Due modelli premium con Gentle Monster e Warby Parker
I primi modelli nascono dalla collaborazione con due marchi specializzati nell’eyewear. Gentle Monster porta nel progetto un’estetica più riconoscibile e orientata alla moda, mentre Warby Parker propone un design più classico e vicino agli occhiali di uso quotidiano. Samsung e Google descrivono il prodotto come una nuova categoria di accessorio intelligente, nella quale hardware mobile, AI e design ottico devono convivere senza alterare troppo l’esperienza d’uso.
La scelta di coinvolgere brand dell’occhialeria segnala anche una direzione precisa: evitare l’effetto prototipo tecnologico e avvicinare gli smart glasses a un oggetto personale, indossabile nella vita di tutti i giorni. Warby Parker, nella propria pagina dedicata, conferma che gli occhiali arriveranno in autunno, con una prima anticipazione mostrata proprio durante Google I/O.

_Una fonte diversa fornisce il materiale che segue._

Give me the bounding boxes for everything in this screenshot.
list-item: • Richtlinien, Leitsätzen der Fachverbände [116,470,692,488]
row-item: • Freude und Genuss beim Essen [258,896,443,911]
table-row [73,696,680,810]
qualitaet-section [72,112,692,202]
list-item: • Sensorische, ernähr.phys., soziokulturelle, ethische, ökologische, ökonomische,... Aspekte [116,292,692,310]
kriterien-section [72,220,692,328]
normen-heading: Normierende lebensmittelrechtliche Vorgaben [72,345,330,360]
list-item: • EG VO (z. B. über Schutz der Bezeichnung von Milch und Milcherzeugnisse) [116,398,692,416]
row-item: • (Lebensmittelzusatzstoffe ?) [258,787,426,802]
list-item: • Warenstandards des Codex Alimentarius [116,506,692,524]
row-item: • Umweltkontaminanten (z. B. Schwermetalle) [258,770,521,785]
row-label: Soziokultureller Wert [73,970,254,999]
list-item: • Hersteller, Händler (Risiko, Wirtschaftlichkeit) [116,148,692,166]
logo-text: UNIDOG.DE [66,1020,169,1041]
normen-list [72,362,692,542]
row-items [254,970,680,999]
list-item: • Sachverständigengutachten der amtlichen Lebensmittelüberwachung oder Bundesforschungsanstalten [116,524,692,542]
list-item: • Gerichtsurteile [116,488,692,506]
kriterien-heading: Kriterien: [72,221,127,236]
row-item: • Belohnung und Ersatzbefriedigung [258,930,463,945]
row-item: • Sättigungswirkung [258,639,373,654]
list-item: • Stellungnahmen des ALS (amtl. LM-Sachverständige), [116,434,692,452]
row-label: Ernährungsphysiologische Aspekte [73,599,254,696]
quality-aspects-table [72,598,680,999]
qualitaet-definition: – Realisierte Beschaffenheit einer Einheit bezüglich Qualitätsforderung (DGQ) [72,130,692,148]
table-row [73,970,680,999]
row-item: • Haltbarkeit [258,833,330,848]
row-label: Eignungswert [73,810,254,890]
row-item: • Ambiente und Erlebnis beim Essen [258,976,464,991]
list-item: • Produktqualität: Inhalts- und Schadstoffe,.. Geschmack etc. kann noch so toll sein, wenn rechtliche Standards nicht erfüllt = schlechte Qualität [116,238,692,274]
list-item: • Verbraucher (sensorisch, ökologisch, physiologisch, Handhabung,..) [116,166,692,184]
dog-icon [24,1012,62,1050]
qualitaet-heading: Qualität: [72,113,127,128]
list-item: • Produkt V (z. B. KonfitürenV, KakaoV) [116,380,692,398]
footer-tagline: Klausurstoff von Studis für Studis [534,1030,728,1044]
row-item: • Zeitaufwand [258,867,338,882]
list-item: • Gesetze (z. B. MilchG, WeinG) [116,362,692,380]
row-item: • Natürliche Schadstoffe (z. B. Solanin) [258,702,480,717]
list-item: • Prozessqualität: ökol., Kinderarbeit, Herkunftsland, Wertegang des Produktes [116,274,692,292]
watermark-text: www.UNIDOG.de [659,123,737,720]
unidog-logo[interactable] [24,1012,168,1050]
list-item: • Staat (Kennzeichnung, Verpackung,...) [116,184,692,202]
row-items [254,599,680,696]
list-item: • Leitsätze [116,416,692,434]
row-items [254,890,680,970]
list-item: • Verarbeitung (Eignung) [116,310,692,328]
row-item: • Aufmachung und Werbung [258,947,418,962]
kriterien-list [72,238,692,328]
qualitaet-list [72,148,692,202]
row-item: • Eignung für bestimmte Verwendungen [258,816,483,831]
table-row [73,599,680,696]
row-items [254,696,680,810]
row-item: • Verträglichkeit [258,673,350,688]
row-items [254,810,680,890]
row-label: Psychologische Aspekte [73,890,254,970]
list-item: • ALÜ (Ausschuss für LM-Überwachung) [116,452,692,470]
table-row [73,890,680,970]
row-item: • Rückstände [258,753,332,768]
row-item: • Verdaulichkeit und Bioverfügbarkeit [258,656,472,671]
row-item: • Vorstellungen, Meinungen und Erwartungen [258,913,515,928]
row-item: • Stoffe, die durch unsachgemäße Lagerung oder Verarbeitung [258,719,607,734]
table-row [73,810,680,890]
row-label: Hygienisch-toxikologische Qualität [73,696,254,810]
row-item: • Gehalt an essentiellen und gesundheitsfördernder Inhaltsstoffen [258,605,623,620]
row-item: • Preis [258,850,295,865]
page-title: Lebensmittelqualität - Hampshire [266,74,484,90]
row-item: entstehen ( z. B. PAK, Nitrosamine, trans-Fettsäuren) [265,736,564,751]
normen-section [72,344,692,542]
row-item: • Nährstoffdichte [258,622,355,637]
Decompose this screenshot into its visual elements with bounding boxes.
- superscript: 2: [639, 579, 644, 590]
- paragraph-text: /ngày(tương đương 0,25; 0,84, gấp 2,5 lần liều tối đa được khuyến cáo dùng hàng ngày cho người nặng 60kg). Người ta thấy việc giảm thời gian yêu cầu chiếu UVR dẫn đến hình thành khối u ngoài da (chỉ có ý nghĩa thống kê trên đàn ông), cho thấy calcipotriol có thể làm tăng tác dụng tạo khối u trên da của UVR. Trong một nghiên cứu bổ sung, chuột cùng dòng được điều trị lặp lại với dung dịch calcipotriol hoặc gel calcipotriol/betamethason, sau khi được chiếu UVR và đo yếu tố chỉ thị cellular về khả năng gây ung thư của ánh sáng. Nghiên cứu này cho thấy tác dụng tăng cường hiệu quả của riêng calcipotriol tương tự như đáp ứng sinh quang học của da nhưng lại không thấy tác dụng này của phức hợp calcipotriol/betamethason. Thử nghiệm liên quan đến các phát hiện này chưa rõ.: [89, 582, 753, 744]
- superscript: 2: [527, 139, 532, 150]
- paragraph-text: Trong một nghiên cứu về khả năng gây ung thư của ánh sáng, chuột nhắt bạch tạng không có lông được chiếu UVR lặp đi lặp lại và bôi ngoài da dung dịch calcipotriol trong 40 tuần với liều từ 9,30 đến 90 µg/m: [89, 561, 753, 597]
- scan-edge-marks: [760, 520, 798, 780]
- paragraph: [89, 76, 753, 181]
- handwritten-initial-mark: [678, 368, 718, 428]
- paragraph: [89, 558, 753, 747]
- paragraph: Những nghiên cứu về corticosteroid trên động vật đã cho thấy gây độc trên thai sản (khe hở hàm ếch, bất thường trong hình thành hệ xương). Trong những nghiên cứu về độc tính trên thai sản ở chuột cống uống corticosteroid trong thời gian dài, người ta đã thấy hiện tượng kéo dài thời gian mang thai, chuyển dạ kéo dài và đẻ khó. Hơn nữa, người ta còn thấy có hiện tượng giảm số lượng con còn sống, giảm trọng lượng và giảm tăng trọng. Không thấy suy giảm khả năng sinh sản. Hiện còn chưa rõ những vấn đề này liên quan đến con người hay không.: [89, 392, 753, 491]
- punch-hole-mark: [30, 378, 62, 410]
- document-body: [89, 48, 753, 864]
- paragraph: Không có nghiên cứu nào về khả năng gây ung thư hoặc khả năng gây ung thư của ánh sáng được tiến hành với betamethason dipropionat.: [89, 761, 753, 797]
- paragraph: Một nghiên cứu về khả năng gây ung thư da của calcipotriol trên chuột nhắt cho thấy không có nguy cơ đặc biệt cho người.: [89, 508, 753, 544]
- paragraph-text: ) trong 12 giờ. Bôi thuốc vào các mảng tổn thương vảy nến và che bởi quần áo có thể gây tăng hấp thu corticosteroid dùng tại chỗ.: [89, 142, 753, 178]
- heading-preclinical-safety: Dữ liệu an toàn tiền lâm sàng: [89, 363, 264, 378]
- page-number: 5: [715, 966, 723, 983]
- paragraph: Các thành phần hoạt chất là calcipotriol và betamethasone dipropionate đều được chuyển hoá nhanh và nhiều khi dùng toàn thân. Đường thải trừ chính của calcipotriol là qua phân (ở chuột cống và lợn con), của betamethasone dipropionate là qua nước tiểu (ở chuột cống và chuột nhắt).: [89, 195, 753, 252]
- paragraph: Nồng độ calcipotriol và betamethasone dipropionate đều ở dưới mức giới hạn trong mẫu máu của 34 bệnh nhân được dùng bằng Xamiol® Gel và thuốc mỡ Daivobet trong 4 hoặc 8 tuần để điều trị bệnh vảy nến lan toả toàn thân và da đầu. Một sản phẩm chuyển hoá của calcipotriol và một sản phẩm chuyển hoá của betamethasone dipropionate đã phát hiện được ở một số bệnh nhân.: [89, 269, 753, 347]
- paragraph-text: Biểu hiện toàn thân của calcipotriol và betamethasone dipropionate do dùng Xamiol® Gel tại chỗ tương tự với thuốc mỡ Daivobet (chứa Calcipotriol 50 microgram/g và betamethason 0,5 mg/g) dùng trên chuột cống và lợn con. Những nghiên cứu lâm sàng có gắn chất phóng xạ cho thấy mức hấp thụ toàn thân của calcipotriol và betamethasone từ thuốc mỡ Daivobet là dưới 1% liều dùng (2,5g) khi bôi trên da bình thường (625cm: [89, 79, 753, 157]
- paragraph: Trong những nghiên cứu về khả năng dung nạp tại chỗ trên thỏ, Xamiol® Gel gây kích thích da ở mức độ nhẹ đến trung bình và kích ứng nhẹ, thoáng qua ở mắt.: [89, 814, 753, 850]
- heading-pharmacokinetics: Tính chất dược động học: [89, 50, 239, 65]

Gemini al centro dell’esperienza
Gli occhiali sono progettati per funzionare tramite interazione vocale e connessione allo smartphone. Gli utenti potranno chiedere indicazioni, ricevere suggerimenti lungo un percorso, inviare messaggi, scattare foto, consultare notifiche sintetizzate e aggiungere eventi al calendario senza dover prendere il telefono in mano. Google presenta queste funzioni come parte della strategia Android XR, con Gemini come livello di assistenza contestuale.
Tra le funzioni citate ci sono anche le traduzioni in tempo reale, sia per conversazioni sia per testi visibili nel campo dell’utente, come menu o cartelli. La disponibilità effettiva delle funzioni dipenderà però da lingua, Paese, account e connessione a Internet, oltre che dalle specifiche definitive del prodotto.

Occhiali come estensione dello smartphone
Samsung e Google descrivono i nuovi occhiali come dispositivi complementari al telefono. L’obiettivo è creare un accessorio capace di mantenere l’utente connesso, con mani libere e sguardo rivolto all’ambiente circostante. Il collegamento con l’ecosistema Galaxy rappresenta uno degli elementi chiave per Samsung, che vede negli occhiali una nuova forma di accesso alle funzioni AI già presenti sui dispositivi mobili.
Il progetto si inserisce in una fase di forte attenzione verso gli smart glasses, dopo la crescita dei modelli con fotocamera, audio e assistenti vocali. Rispetto ai visori XR tradizionali, l’approccio qui appare più leggero: un oggetto da indossare per attività quotidiane, con funzioni AI distribuite tra occhiali, smartphone e servizi cloud.
Specifiche ancora non definitive
Samsung precisa che funzioni, caratteristiche, specifiche, disponibilità e mercati di lancio possono ancora cambiare. Al momento non sono stati comunicati prezzo, autonomia, peso, sensori integrati e disponibilità per l’Italia. Anche le funzioni in lingua italiana non risultano confermate. Il debutto delle prime collezioni è previsto in autunno in mercati selezionati. Ulteriori dettagli saranno comunicati nei prossimi mesi, quando Samsung e Google chiariranno meglio il posizionamento commerciale degli occhiali e la loro integrazione con Android XR, Gemini e l’ecosistema Galaxy.